General Data Protection Regulation: one year to go until compliance deadline

• Print

Details

Published: Thursday, 25 May 2017 08:40

May 25th 2018 is the deadline for compliance with the new European Union General Data Protection Regulation (GDPR); and statistics released by Veritas show that a significant percentage of businesses think that GDPR could put them out of business.

Veritas polled 900 organizations in eight different countries around the world in early 2017. The research includes statistics on the impact of non-compliance on business operations, customer relationships and livelihood. Globally, nearly one fifth (18 percent) of organizations are concerned that GDPR unpreparedness could put them out of business; this figure is 15 percent in the UK.

The research also found that:

• 32 percent of businesses do not think that their firm has the right technology to cope with GDPR requirements;
• 42 percent don’t have a way to manage which data should be stored or deleted;
• 23 percent of UK businesses believe they could lose customers as a result of GDPR.

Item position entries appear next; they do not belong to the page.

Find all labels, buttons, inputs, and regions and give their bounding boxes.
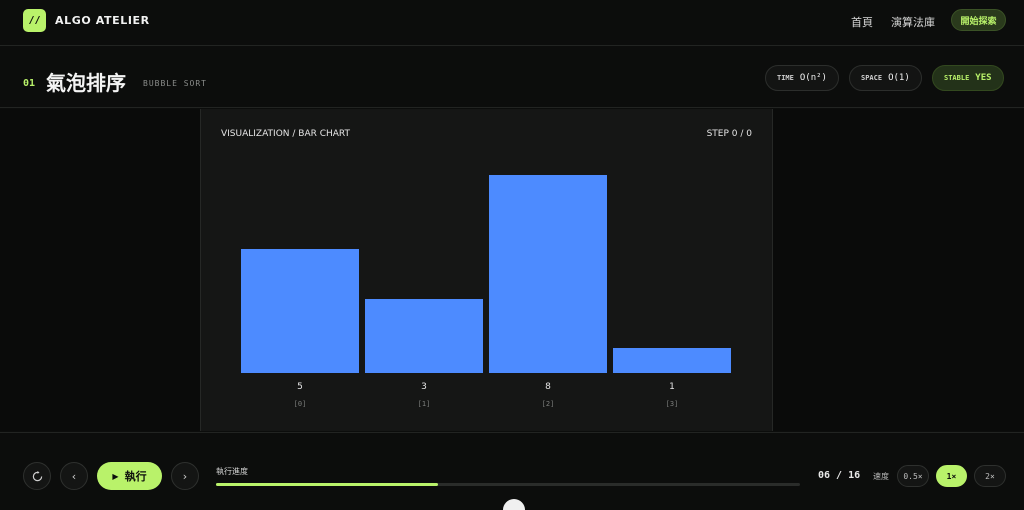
badge-value: O(n²) bbox=[799, 73, 827, 83]
logo[interactable]: // bbox=[23, 9, 46, 32]
bar-value-label: 8 bbox=[545, 382, 551, 392]
right-gutter bbox=[773, 109, 1024, 431]
speed-option-0-5x[interactable]: 0.5× bbox=[897, 465, 929, 487]
bar-index-label: [1] bbox=[417, 400, 431, 408]
chevron-down-icon: ⌄ bbox=[510, 505, 518, 510]
play-icon: ▶ bbox=[112, 471, 119, 481]
space-complexity-badge: SPACE O(1) bbox=[849, 65, 922, 91]
badge-key: STABLE bbox=[944, 74, 970, 82]
speed-option-2x[interactable]: 2× bbox=[974, 465, 1006, 487]
step-counter: STEP 0 / 0 bbox=[706, 129, 752, 139]
algorithm-number: 01 bbox=[23, 78, 36, 89]
progress-fill bbox=[216, 483, 438, 486]
run-button-label: 執行 bbox=[124, 470, 147, 483]
page-subtitle: BUBBLE SORT bbox=[143, 79, 207, 88]
progress-track[interactable] bbox=[216, 483, 800, 486]
stable-badge: STABLE YES bbox=[932, 65, 1004, 91]
bar-index-label: [0] bbox=[293, 400, 307, 408]
bar-index-label: [2] bbox=[541, 400, 555, 408]
time-complexity-badge: TIME O(n²) bbox=[765, 65, 839, 91]
badge-value: YES bbox=[975, 73, 992, 83]
left-gutter bbox=[0, 109, 200, 431]
visualization-label: VISUALIZATION / BAR CHART bbox=[221, 129, 351, 139]
chevron-right-icon: › bbox=[182, 469, 188, 483]
page-title: 氣泡排序 bbox=[46, 71, 126, 95]
nav-home[interactable]: 首頁 bbox=[851, 14, 873, 30]
bar-2 bbox=[489, 175, 607, 373]
badge-key: TIME bbox=[777, 74, 794, 82]
bar-value-label: 3 bbox=[421, 382, 427, 392]
start-exploring-button[interactable]: 開始探索 bbox=[951, 9, 1006, 31]
badge-value: O(1) bbox=[888, 73, 910, 83]
chevron-left-icon: ‹ bbox=[71, 469, 77, 483]
previous-step-button[interactable]: ‹ bbox=[60, 462, 88, 490]
nav-algorithm-library[interactable]: 演算法庫 bbox=[891, 14, 935, 30]
bar-0 bbox=[241, 249, 359, 373]
badge-key: SPACE bbox=[861, 74, 883, 82]
progress-label: 執行進度 bbox=[216, 467, 248, 476]
visualization-panel: VISUALIZATION / BAR CHART STEP 0 / 0 5 [0… bbox=[200, 109, 773, 431]
brand-name[interactable]: ALGO ATELIER bbox=[55, 14, 150, 27]
bar-value-label: 5 bbox=[297, 382, 303, 392]
top-navigation: // ALGO ATELIER 首頁 演算法庫 開始探索 bbox=[0, 0, 1024, 46]
speed-option-1x[interactable]: 1× bbox=[936, 465, 967, 487]
reset-icon bbox=[32, 470, 42, 481]
reset-button[interactable] bbox=[23, 462, 51, 490]
bar-1 bbox=[365, 299, 483, 373]
next-step-button[interactable]: › bbox=[171, 462, 199, 490]
run-button[interactable]: ▶ 執行 bbox=[97, 462, 162, 490]
bar-index-label: [3] bbox=[665, 400, 679, 408]
algorithm-header: 01 氣泡排序 BUBBLE SORT TIME O(n²) SPACE O(1… bbox=[0, 47, 1024, 108]
speed-label: 速度 bbox=[873, 472, 889, 481]
bar-3 bbox=[613, 348, 731, 373]
step-progress-counter: 06 / 16 bbox=[818, 470, 861, 481]
bar-value-label: 1 bbox=[669, 382, 675, 392]
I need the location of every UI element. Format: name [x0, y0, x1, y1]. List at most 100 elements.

To assist businesses with their GDPR preparations, Veritas has provided the following checklist:

Locate – the critical first step in complying with GDPR is gaining a holistic understanding of where all the personal data held by your organization is located.  Building a data map of where this information is being stored, who has access to it, how long it is being retained, and where it is being moved is critical to understanding how your enterprise is processing and managing personal data

Search – residents of the EU will be able to request visibility into all of the personal data held on them by submitting a Subject Access Request (SAR). They will also be able to request that the data be corrected (if factually incorrect), ported (to a suitable export format) or deleted.  Ensuring that your organization can undertake and service these requests in a timely manner is critical to avoiding GDPR penalties

Minimise – data minimization, one of the main tenets of GDPR, is designed to ensure that organizations reduce the overall amount of stored personal data. This is done by only keeping personal data for the period of time directly related to the original intended purpose.  The deployment and enforcement of retention policies that automatically expire data over time establishes the cornerstone of your GDPR strategy

Protect – under GDPR, organizations have a general obligation to implement technical and organizational measures to show they have considered and integrated data protection into all data collection and processing activities.

Monitor – GDPR introduces a duty on all organizations to report certain types of data breaches to the relevant supervisory authority, and in some cases to the individuals affected.  You should assure that you have capabilities in place to monitor for possible breach activity – such as unexpected or unusual file access patterns – and to quickly trigger reporting procedures.